Avec Geoffroy Walkowiak, ils roulaient depuis plus de cinq heures et approchaient de leur destination. Matthieu Chélide s’était démené pour obtenir l’adresse de source sûre. Ou plutôt, en guise d’adresse, un point sur une carte. Depuis plus de vingt ans, le médecin Arnaud Van Boxsom vivait reclus dans les profondeurs de son pays de naissance, en un havre reculé de la forêt.
Elle dut garer son véhicule sur la dernière trace de route affichée par le GPS : un cul-de-sac en gravier. Il fallait continuer à pied, à travers la végétation, sur plus d’un kilomètre. Elle ouvrit le coffre et en sortit une peinture de Mev Duruel : elle avait trouvé judicieux de l’emporter. Walkowiak fit part de son inquiétude.
— Il n’y a rien ici. Vous êtes sûre de votre coup ?
— Nous serons fixés d’ici quelques minutes.
Sans un mot, ils s’enfoncèrent parmi les fougères, jusqu’à ce que la forêt les engloutisse. Tableau sous le bras, GPS dans l’autre main, Lucie eut l’impression de marcher des heures. Elle commençait à douter, quand elle entendit des claquements réguliers, droit devant, venus perturber la longue apnée de la forêt. L’éclat d’une hache se découpa alors entre les troncs. Au bord d’un trou de verdure, un jeune homme d’une vingtaine d’années fendait des bûches. Il stoppa tout mouvement lorsqu’il les vit éclore d’entre les feuillages. À le voir avec sa hache, Lucie imagina le remake d’un mauvais film gore.

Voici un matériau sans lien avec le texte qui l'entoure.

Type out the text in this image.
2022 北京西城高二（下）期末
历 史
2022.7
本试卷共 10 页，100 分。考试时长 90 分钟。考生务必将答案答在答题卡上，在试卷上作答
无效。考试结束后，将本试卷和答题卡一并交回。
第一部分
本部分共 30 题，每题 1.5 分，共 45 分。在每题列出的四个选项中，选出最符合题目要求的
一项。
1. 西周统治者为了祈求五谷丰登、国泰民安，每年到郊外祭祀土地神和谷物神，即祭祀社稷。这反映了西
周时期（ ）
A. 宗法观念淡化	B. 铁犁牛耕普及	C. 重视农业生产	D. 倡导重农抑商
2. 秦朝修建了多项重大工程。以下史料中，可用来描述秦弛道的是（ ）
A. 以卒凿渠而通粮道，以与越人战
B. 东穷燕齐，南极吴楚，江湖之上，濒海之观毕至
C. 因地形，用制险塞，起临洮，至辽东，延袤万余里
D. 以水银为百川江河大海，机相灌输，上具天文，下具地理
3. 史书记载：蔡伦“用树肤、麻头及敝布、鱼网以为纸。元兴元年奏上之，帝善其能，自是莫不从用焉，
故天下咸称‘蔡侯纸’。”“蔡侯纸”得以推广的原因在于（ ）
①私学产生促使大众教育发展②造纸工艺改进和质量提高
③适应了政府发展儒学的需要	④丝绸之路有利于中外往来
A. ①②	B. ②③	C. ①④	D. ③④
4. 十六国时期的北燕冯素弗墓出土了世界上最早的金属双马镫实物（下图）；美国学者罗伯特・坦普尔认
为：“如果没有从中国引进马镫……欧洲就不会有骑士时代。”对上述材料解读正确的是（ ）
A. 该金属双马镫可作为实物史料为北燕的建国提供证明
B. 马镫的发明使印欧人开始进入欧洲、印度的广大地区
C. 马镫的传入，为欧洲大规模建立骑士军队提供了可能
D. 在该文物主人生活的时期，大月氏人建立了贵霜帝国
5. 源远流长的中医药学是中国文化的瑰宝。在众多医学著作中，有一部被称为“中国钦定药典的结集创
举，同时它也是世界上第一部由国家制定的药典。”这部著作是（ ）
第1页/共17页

— Nous sommes venus voir Arnaud Van Boxsom.
L’homme se frotta le front et se positionna entre eux et la cabane en retrait.
— Il ne veut pas recevoir de visite.
— Je suis de la police française, M. Walkowiak est directeur d’un Établissement du sang. On a fait plus de quatre cents kilomètres pour venir le voir. Qui êtes-vous, au fait ?
— L’homme à tout faire, dirons-nous.
Lucie lui tendit la toile.
— Dans ce cas, donnez-lui juste ça. Dites-lui que c’est important. Nous attendons ici.
L’individu disparut dans la cabane fondue dans le décor. Le lierre dévorait l’habitation et semblait vouloir l’engloutir vers le centre de la Terre. Seule verrue au tableau : une motocross. Le jeune bûcheron réapparut une minute plus tard. D’un signe, il leur indiqua d’entrer, avant de retourner vers son tas de bois.
L’ancien médecin était comprimé dans un fauteuil — ou plutôt, c’était le fauteuil qui semblait s’être moulé autour de lui. Lucie pensa à un parchemin d’archives. Il était vêtu simplement — tee-shirt gris, pantalon en toile beige, les pieds nus chaussés de sandales en cuir. Rapide tour d’horizon. La cabane était équipée du strict minimum : une cuisine en dé à coudre, une chambre au bout d’un petit couloir, un coin toilette et, surtout, des livres, tellement nombreux qu’ils semblaient constituer les murs mêmes de l’habitation.
La toile reposait sur les genoux du vieillard.
— Qui êtes-vous ? Où avez-vous eu ce tableau ?
Walkowiak prit les devants et entra dans le vif du sujet : il était probable qu’une maladie à prions nouvelle s’en prenait en ce moment même au cerveau d’individus contaminés par le sang et s’attaquait au centre de la peur. Et ils étaient ici parce que ce tableau faisait partie de l’énigme et avait été peint par une femme ayant probablement vécu durant son enfance au fond d’une jungle de Papouasie-Nouvelle-Guinée dans les années 1950. Là où lui-même avait travaillé sur le koroba.